Casablanca prépare un gigantesque marché de gros de 309 hectares chez les Ouled Hriz

Casablanca accélère le chantier de sa future ville alimentaire, un projet d’envergure destiné à regrouper sur un même site les principaux marchés de gros de la métropole. Inspirée du modèle du marché international de Rungis en France, cette infrastructure devrait voir ses premiers travaux démarrer dès 2026 dans la commune de Sahel Oulad H’Riz.
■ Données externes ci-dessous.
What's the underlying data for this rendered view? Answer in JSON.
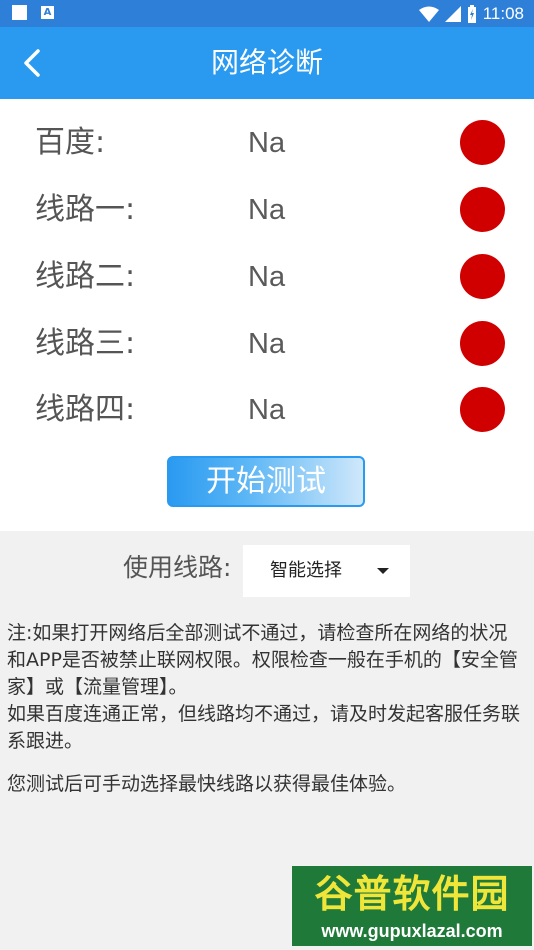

La maire de Casablanca, Nabila Rmili, a dévoilé les contours de ce projet stratégique lors de son passage à l’émission «Grand Format Le360». Elle explique que cette future plateforme alimentaire vise à centraliser les différents marchés de gros actuellement dispersés dans plusieurs quartiers de la ville, notamment ceux des fruits et légumes, du poisson, de la volaille, des œufs ou encore des dattes.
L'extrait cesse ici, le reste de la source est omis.